Army Futures Command today took charge of a new forward-looking agency that will be responsible for making sure the service sees the threats it may face on tomorrow's battlefield.

Training and Doctrine Command's Army Capabilities Integration Center, or ARCIC, today became the new Army Futures and Concepts Center at a ceremony at Fort Eustis, Virginia.

Most recently, ARCIC helped the Army publish the latest version of service's future fighting concept: Multi-Domain Operations 2028.

Moving forward, "this organization will set the foundation for everything Army Futures Command does; if we don't have a solid foundation of why we are developing capability, if we don't have a solid foundation of the concepts that we use on a future battlefield --what we really have is solutions in search of a problem," said Gen. John "Mike" Murray, commander of AFC. "So identification of that problem, identification of the concepts identification of the organization structure, will absolutely drive everything Army Futures Command does."

In late August, the Army stood up Army Futures Command in Austin, Texas to lead the service's ambitious effort to replace the Army's Cold War combat platforms known as the "Big 5:" -- the M1 tank, Bradley fighting vehicle, AH-64 Apache and UH-60 Black Hawk helicopters and the Patriot surface to air missile system.
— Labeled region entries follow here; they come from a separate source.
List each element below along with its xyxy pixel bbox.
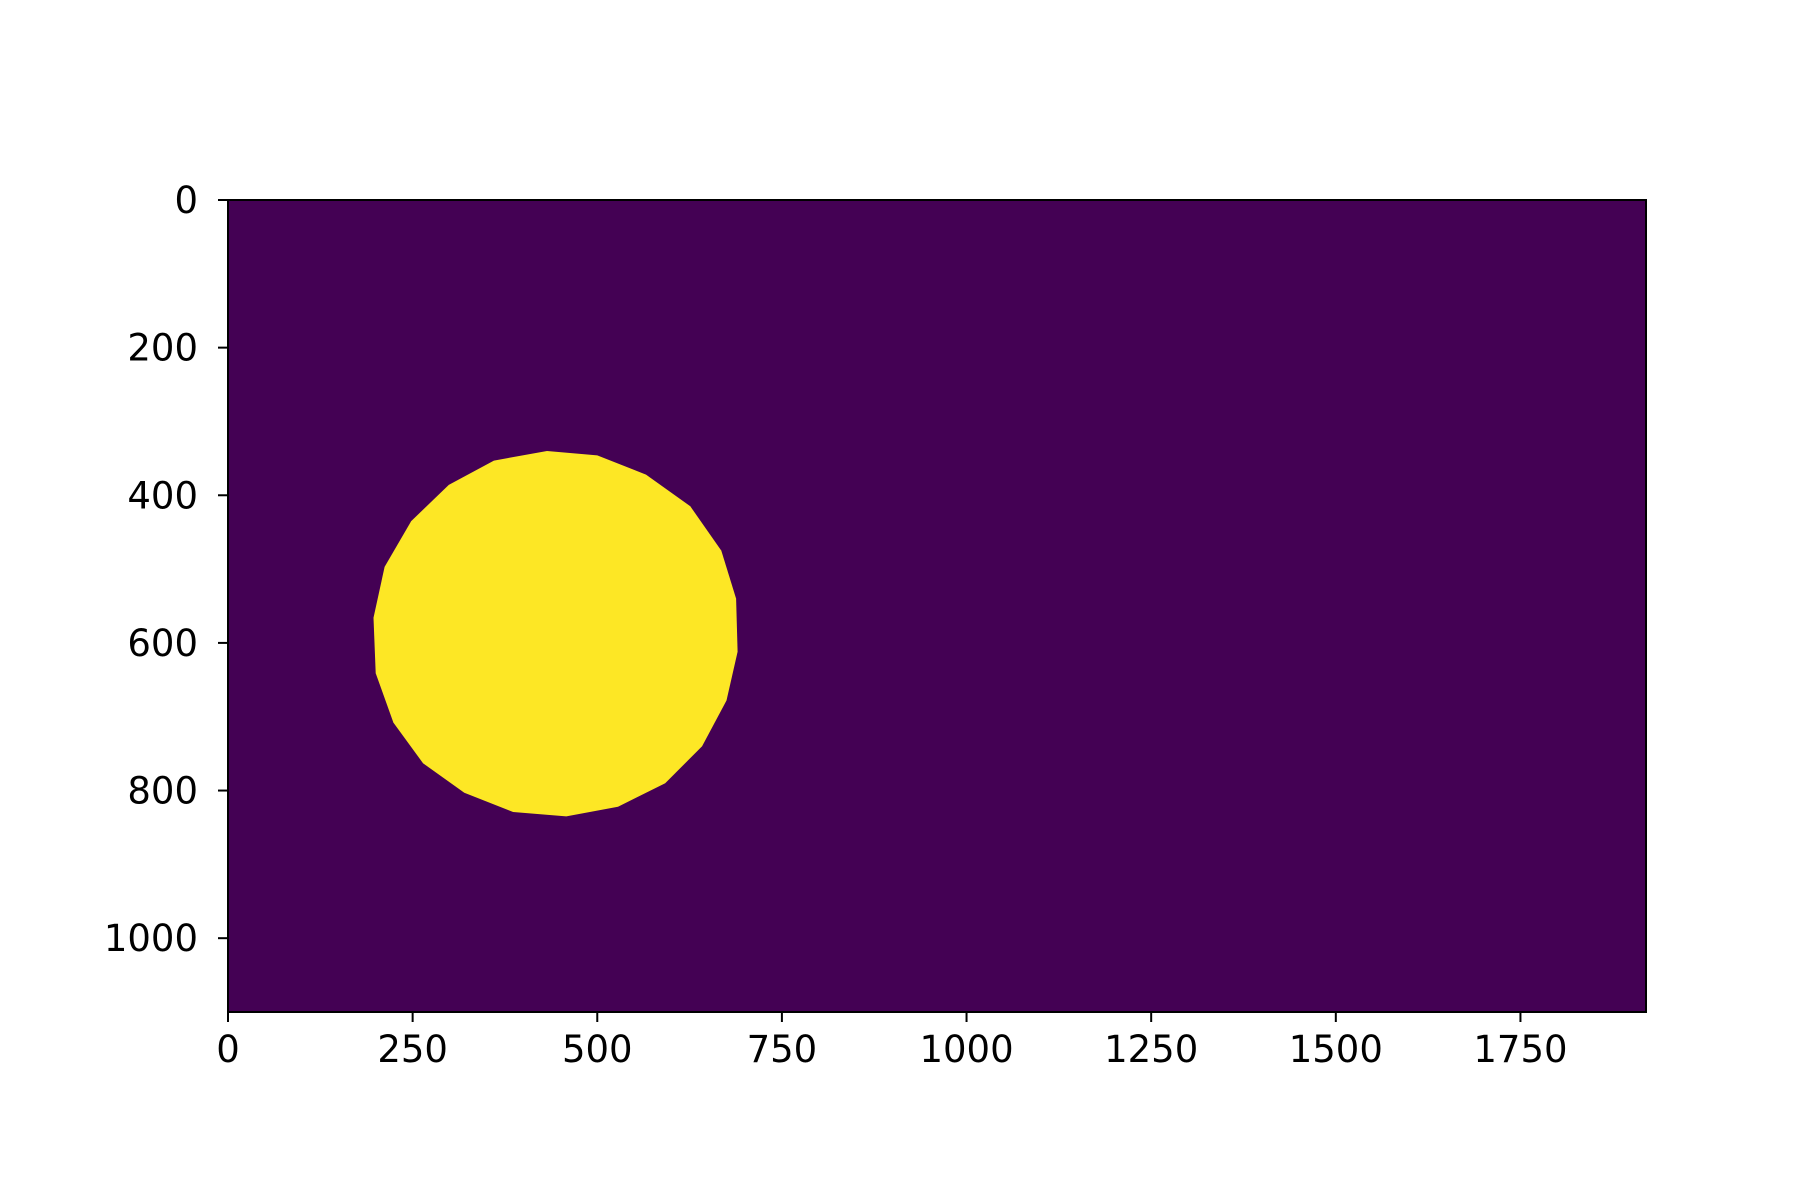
x-tick-label: 1250	[1104, 1028, 1198, 1071]
y-tick-label: 200	[127, 327, 198, 370]
y-tick-label: 0	[174, 179, 198, 222]
y-tick-label: 800	[127, 770, 198, 813]
y-axis: 0 200 400 600 800 1000	[104, 179, 228, 960]
x-tick-label: 0	[216, 1028, 240, 1071]
heatmap-region-disk	[373, 451, 738, 817]
x-axis: 0 250 500 750 1000 1250 1500 1750	[216, 1012, 1568, 1071]
plot-area	[227, 199, 1647, 1013]
y-tick-label: 1000	[104, 917, 198, 960]
x-tick-label: 1500	[1289, 1028, 1383, 1071]
x-tick-label: 500	[562, 1028, 633, 1071]
y-tick-label: 400	[127, 474, 198, 517]
x-tick-label: 250	[377, 1028, 448, 1071]
x-tick-label: 1000	[919, 1028, 1013, 1071]
x-tick-label: 1750	[1473, 1028, 1567, 1071]
y-tick-label: 600	[127, 622, 198, 665]
plot-frame	[227, 199, 1647, 1013]
x-tick-label: 750	[747, 1028, 818, 1071]
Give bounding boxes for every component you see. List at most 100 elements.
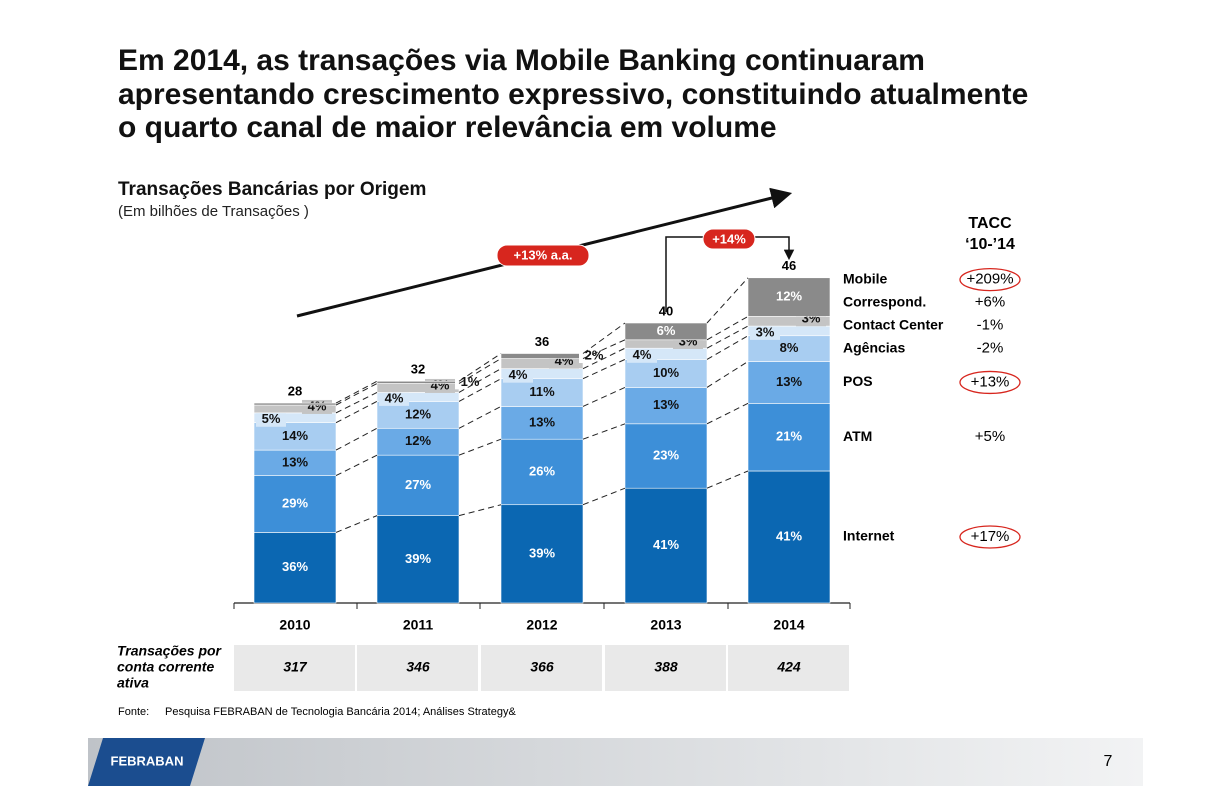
legend-label: Contact Center — [843, 316, 944, 332]
footer-band — [88, 738, 1143, 786]
bar-segment — [253, 402, 337, 406]
label-box — [750, 325, 780, 340]
bar-segment — [253, 532, 337, 604]
source-label: Fonte: — [118, 706, 149, 718]
x-tick-label: 2013 — [650, 617, 681, 633]
bar-segment — [376, 454, 460, 516]
legend-label: ATM — [843, 428, 872, 444]
connector — [458, 358, 502, 384]
segment-label: 5% — [262, 411, 281, 426]
total-label: 40 — [659, 303, 673, 318]
bar-segment — [747, 277, 831, 317]
cagr-header: TACC — [968, 215, 1012, 232]
connector — [458, 368, 502, 393]
connector — [706, 335, 749, 360]
segment-label: 12% — [776, 289, 802, 304]
table-cell — [234, 645, 355, 691]
connector — [335, 427, 378, 451]
connector — [335, 383, 378, 406]
cagr-value: -2% — [977, 340, 1004, 357]
segment-label: 4% — [385, 390, 404, 405]
x-tick-label: 2012 — [526, 617, 557, 633]
connector — [706, 361, 749, 388]
segment-label: 6% — [657, 323, 676, 338]
segment-label: 27% — [405, 477, 431, 492]
cagr-value: -1% — [977, 317, 1004, 334]
connector — [706, 470, 749, 489]
connector — [706, 325, 749, 349]
legend-label: Correspond. — [843, 293, 926, 309]
connector — [458, 353, 502, 382]
label-box — [503, 368, 533, 383]
bar-segment — [747, 403, 831, 472]
bar-segment — [624, 322, 708, 341]
logo-box — [88, 738, 205, 786]
segment-label: 13% — [653, 397, 679, 412]
segment-label: 26% — [529, 463, 555, 478]
bar-segment — [500, 406, 584, 440]
chart-title: Transações Bancárias por Origem — [118, 179, 426, 200]
table-value: 424 — [776, 659, 801, 675]
segment-label: 4% — [431, 377, 450, 392]
segment-label: 4% — [633, 347, 652, 362]
cagr-value: +13% — [971, 373, 1010, 390]
table-cell — [481, 645, 602, 691]
connector — [582, 386, 626, 407]
label-box — [256, 412, 286, 427]
chart-subtitle: (Em bilhões de Transações ) — [118, 203, 309, 220]
segment-label: 8% — [780, 340, 799, 355]
segment-label: 4% — [308, 398, 327, 413]
pill — [496, 244, 590, 267]
legend-label: Agências — [843, 339, 905, 355]
last-growth: +14% — [712, 231, 746, 246]
connector — [335, 515, 378, 533]
connector — [582, 322, 626, 354]
connector — [582, 347, 626, 370]
label-box — [627, 348, 657, 363]
segment-label: 29% — [282, 495, 308, 510]
x-tick-label: 2014 — [773, 617, 804, 633]
cagr-value: +6% — [975, 294, 1005, 311]
connector — [335, 391, 378, 414]
bar-segment — [376, 515, 460, 604]
connector — [458, 438, 502, 456]
segment-label: 12% — [405, 406, 431, 421]
total-label: 36 — [535, 334, 549, 349]
connector — [582, 358, 626, 380]
connector — [706, 402, 749, 425]
bar-segment — [624, 387, 708, 425]
segment-label: 36% — [282, 559, 308, 574]
segment-label: 4% — [509, 367, 528, 382]
segment-label: 21% — [776, 429, 802, 444]
total-label: 32 — [411, 362, 425, 377]
headline: o quarto canal de maior relevância em vo… — [118, 111, 777, 144]
bar-segment — [624, 487, 708, 604]
segment-label: 39% — [405, 551, 431, 566]
connector — [335, 454, 378, 477]
legend-label: Mobile — [843, 270, 888, 286]
logo: FEBRABAN — [111, 753, 184, 768]
bar-segment — [624, 423, 708, 489]
connector — [458, 504, 502, 517]
table-label: Transações por — [117, 643, 223, 659]
segment-label: 23% — [653, 447, 679, 462]
source-text: Pesquisa FEBRABAN de Tecnologia Bancária… — [165, 706, 516, 718]
bar-segment — [376, 427, 460, 456]
bar-segment — [747, 470, 831, 604]
legend-label: Internet — [843, 528, 895, 544]
segment-label: 3% — [756, 324, 775, 339]
bar-segment — [624, 359, 708, 388]
connector — [458, 378, 502, 402]
connector — [335, 380, 378, 404]
segment-label: 39% — [529, 545, 555, 560]
connector — [582, 487, 626, 506]
cagr-circle — [959, 525, 1021, 549]
segment-label: 14% — [282, 428, 308, 443]
headline: Em 2014, as transações via Mobile Bankin… — [118, 44, 925, 77]
cagr-circle — [959, 267, 1021, 292]
table-label: conta corrente — [117, 659, 214, 675]
segment-label: 41% — [653, 537, 679, 552]
pill — [702, 228, 756, 250]
x-tick-label: 2010 — [279, 617, 310, 633]
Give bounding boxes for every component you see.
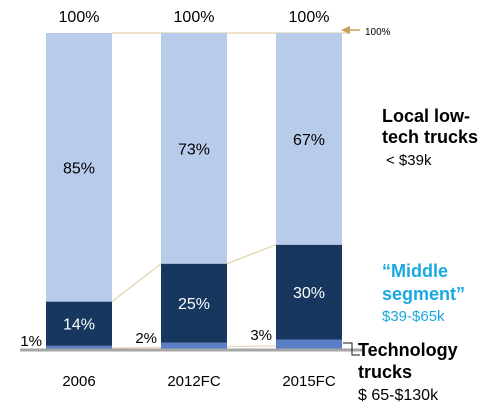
- label-local-2: 67%: [293, 132, 325, 149]
- label-total-0: 100%: [59, 9, 100, 26]
- legend-middle-line1: “Middle: [382, 261, 448, 281]
- x-tick-0: 2006: [62, 373, 95, 390]
- bar-local-2: [276, 33, 342, 245]
- label-tech-1: 2%: [135, 330, 157, 347]
- connector-middle-1: [226, 244, 277, 265]
- label-local-1: 73%: [178, 141, 210, 158]
- legend-tech-price: $ 65-$130k: [358, 387, 439, 404]
- label-tech-2: 3%: [250, 327, 272, 344]
- label-middle-0: 14%: [63, 317, 95, 334]
- legend-tech-bracket: [343, 342, 360, 356]
- label-total-2: 100%: [289, 9, 330, 26]
- legend-tech-line2: trucks: [358, 362, 412, 382]
- bar-tech-0: [46, 345, 112, 349]
- bar-local-1: [161, 33, 227, 264]
- label-local-0: 85%: [63, 160, 95, 177]
- bar-local-0: [46, 33, 112, 302]
- annotation: 100%: [341, 26, 391, 38]
- x-tick-1: 2012FC: [167, 373, 221, 390]
- bars: [46, 33, 342, 349]
- legend-local-line2: tech trucks: [382, 127, 478, 147]
- legend-tech-line1: Technology: [358, 340, 458, 360]
- label-total-1: 100%: [174, 9, 215, 26]
- bar-tech-1: [161, 342, 227, 349]
- label-middle-1: 25%: [178, 296, 210, 313]
- label-tech-0: 1%: [20, 333, 42, 350]
- legend-middle-price: $39-$65k: [382, 308, 445, 325]
- bar-middle-2: [276, 244, 342, 340]
- annotation-arrow-head: [341, 26, 350, 34]
- bar-middle-0: [46, 301, 112, 346]
- connector-middle-0: [111, 263, 162, 303]
- legend-local-price: < $39k: [386, 152, 432, 169]
- annotation-text: 100%: [365, 27, 391, 38]
- legend-local-line1: Local low-: [382, 106, 470, 126]
- labels: 14% 85% 1% 100% 2006 25% 73% 2% 100% 2012FC 30% 67%…: [20, 9, 336, 390]
- bar-tech-2: [276, 339, 342, 349]
- label-middle-2: 30%: [293, 285, 325, 302]
- legend-middle-line2: segment”: [382, 284, 465, 304]
- x-tick-2: 2015FC: [282, 373, 336, 390]
- legend: Local low-tech trucks < $39k “Middle segmen…: [343, 106, 478, 404]
- bar-middle-1: [161, 263, 227, 343]
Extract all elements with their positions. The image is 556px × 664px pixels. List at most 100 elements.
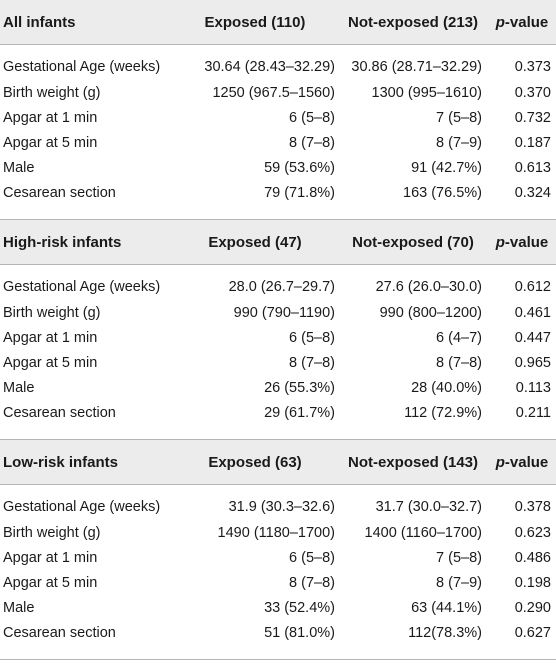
row-label: Birth weight (g) <box>3 525 101 541</box>
p-value: 0.965 <box>514 355 551 371</box>
table-row: Birth weight (g) 990 (790–1190) 990 (800… <box>0 300 556 326</box>
section-header-high-risk-infants: High-risk infants Exposed (47) Not-expos… <box>0 220 556 264</box>
not-exposed-value: 7 (5–8) <box>436 110 482 126</box>
p-value: 0.486 <box>514 550 551 566</box>
divider <box>0 484 556 485</box>
table-row: Birth weight (g) 1250 (967.5–1560) 1300 … <box>0 80 556 106</box>
exposed-value: 6 (5–8) <box>289 550 335 566</box>
table-row: Gestational Age (weeks) 30.64 (28.43–32.… <box>0 54 556 80</box>
table-row: Male 26 (55.3%) 28 (40.0%) 0.113 <box>0 375 556 401</box>
p-value: 0.211 <box>515 405 551 421</box>
table-row: Apgar at 1 min 6 (5–8) 7 (5–8) 0.732 <box>0 105 556 131</box>
not-exposed-value: 8 (7–9) <box>436 575 482 591</box>
p-value: 0.627 <box>514 625 551 641</box>
row-label: Gestational Age (weeks) <box>3 59 161 75</box>
section-header-all-infants: All infants Exposed (110) Not-exposed (2… <box>0 0 556 44</box>
section-title: All infants <box>3 13 76 31</box>
row-label: Cesarean section <box>3 185 116 201</box>
exposed-header: Exposed (110) <box>204 13 306 31</box>
not-exposed-header: Not-exposed (213) <box>347 13 479 31</box>
section-title: High-risk infants <box>3 233 122 251</box>
p-value-header-suffix: -value <box>504 453 549 471</box>
exposed-value: 29 (61.7%) <box>264 405 335 421</box>
table-row: Cesarean section 79 (71.8%) 163 (76.5%) … <box>0 180 556 206</box>
exposed-value: 26 (55.3%) <box>264 380 335 396</box>
p-value-header: p -value <box>490 449 554 475</box>
divider <box>0 659 556 660</box>
row-label: Cesarean section <box>3 625 116 641</box>
row-label: Male <box>3 600 35 616</box>
divider <box>0 439 556 440</box>
table-row: Apgar at 5 min 8 (7–8) 8 (7–9) 0.198 <box>0 570 556 596</box>
p-value: 0.461 <box>514 305 551 321</box>
not-exposed-value: 112 (72.9%) <box>404 405 482 421</box>
p-value: 0.373 <box>514 59 551 75</box>
row-label: Cesarean section <box>3 405 116 421</box>
table-row: Male 33 (52.4%) 63 (44.1%) 0.290 <box>0 595 556 621</box>
p-value-header-p: p <box>495 233 505 251</box>
row-label: Apgar at 1 min <box>3 330 98 346</box>
p-value: 0.613 <box>514 160 551 176</box>
header-row: Low-risk infants Exposed (63) Not-expose… <box>0 449 556 475</box>
p-value-header: p -value <box>490 9 554 35</box>
exposed-value: 990 (790–1190) <box>233 305 335 321</box>
table-row: Apgar at 5 min 8 (7–8) 8 (7–8) 0.965 <box>0 350 556 376</box>
row-label: Apgar at 1 min <box>3 110 98 126</box>
table-row: Birth weight (g) 1490 (1180–1700) 1400 (… <box>0 520 556 546</box>
exposed-header: Exposed (63) <box>208 453 302 471</box>
p-value-header-p: p <box>495 453 505 471</box>
exposed-value: 31.9 (30.3–32.6) <box>228 499 335 515</box>
not-exposed-header: Not-exposed (143) <box>347 453 479 471</box>
p-value: 0.447 <box>514 330 551 346</box>
not-exposed-value: 30.86 (28.71–32.29) <box>351 59 482 75</box>
row-label: Gestational Age (weeks) <box>3 279 161 295</box>
table-row: Cesarean section 29 (61.7%) 112 (72.9%) … <box>0 400 556 426</box>
header-row: High-risk infants Exposed (47) Not-expos… <box>0 229 556 255</box>
exposed-value: 33 (52.4%) <box>264 600 335 616</box>
row-label: Apgar at 5 min <box>3 355 98 371</box>
not-exposed-value: 31.7 (30.0–32.7) <box>375 499 482 515</box>
not-exposed-value: 27.6 (26.0–30.0) <box>375 279 482 295</box>
exposed-value: 6 (5–8) <box>289 330 335 346</box>
divider <box>0 44 556 45</box>
exposed-value: 1490 (1180–1700) <box>217 525 335 541</box>
not-exposed-value: 7 (5–8) <box>436 550 482 566</box>
exposed-value: 8 (7–8) <box>289 355 335 371</box>
p-value: 0.370 <box>514 85 551 101</box>
exposed-value: 8 (7–8) <box>289 575 335 591</box>
p-value-header-suffix: -value <box>504 13 549 31</box>
row-label: Birth weight (g) <box>3 305 101 321</box>
p-value: 0.324 <box>514 185 551 201</box>
not-exposed-value: 6 (4–7) <box>436 330 482 346</box>
row-label: Male <box>3 380 35 396</box>
divider <box>0 264 556 265</box>
exposed-value: 79 (71.8%) <box>264 185 335 201</box>
row-label: Gestational Age (weeks) <box>3 499 161 515</box>
p-value-header-suffix: -value <box>504 233 549 251</box>
p-value: 0.198 <box>514 575 551 591</box>
not-exposed-value: 1400 (1160–1700) <box>364 525 482 541</box>
not-exposed-value: 91 (42.7%) <box>411 160 482 176</box>
p-value: 0.623 <box>514 525 551 541</box>
not-exposed-value: 163 (76.5%) <box>403 185 482 201</box>
exposed-value: 28.0 (26.7–29.7) <box>228 279 335 295</box>
header-row: All infants Exposed (110) Not-exposed (2… <box>0 9 556 35</box>
not-exposed-value: 28 (40.0%) <box>411 380 482 396</box>
exposed-value: 51 (81.0%) <box>264 625 335 641</box>
not-exposed-header: Not-exposed (70) <box>352 233 474 251</box>
p-value: 0.732 <box>514 110 551 126</box>
section-header-low-risk-infants: Low-risk infants Exposed (63) Not-expose… <box>0 440 556 484</box>
exposed-value: 30.64 (28.43–32.29) <box>204 59 335 75</box>
row-label: Apgar at 5 min <box>3 575 98 591</box>
table-row: Cesarean section 51 (81.0%) 112(78.3%) 0… <box>0 620 556 646</box>
not-exposed-value: 63 (44.1%) <box>411 600 482 616</box>
table-row: Apgar at 5 min 8 (7–8) 8 (7–9) 0.187 <box>0 130 556 156</box>
table-row: Male 59 (53.6%) 91 (42.7%) 0.613 <box>0 155 556 181</box>
p-value: 0.290 <box>514 600 551 616</box>
row-label: Apgar at 1 min <box>3 550 98 566</box>
row-label: Male <box>3 160 35 176</box>
p-value: 0.378 <box>514 499 551 515</box>
p-value-header-p: p <box>495 13 505 31</box>
p-value-header: p -value <box>490 229 554 255</box>
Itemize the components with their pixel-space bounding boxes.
The Army has pledged to reach this goal over the next 10 years by following six modernization priorities of long-range precision fires, next-generation combat vehicle, future vertical lift, a mobile network, air and missile defense and soldier lethality.

Lt. Gen. Eric Wesley will serve as the director of the new Army Futures and Concepts Center.

"We will describe the future environment, we will blueprint the future of the Army, we will describe the requirements that enable it and we will provide to our commander, for his signature, the strategy to get there," Wesley said. "We are future's foundry and that strategy will become the hammer of modernization."

Part of the role of the Futures and Concepts will be to continue to refine Multi-Domain Operations 2028, which evolved out of the Multi-Domain Battle concept published last year. The new concept will look for possible solutions designed to defeat the enemy's layers of anti-access and area-denial capabilities.

"We have still got to evolve this concept to put a finer point on it so we can start to identify capability gaps and seams that we need to address, so we can start to examine -- through experimentation and modeling and simulation -- changes to the organizational structure that have to happen," Murray said at a round-table discussion following the ceremony.

Before December's end, Murray said leaders at AFC and the Futures and Concepts Center will "map out the next 18 months," Murray said.

During the ceremony, Murray talked about his seven grandchildren.

"The youngest one is about two years old now ... 25 years from now when she is a Ranger Tab-wearing, airborne infantry company commander ... that is how I personalize this and that is how I believe you should personalize it," Murray said.

"This is not about us, this is not about us wearing the uniform today; this is about those that will follow us. I want them, whether that's my grandchild or your grandchild or your children, to have the concepts, the tools, the kit, the capabilities and the training that they absolutely must have to fight and win on the future battlefield."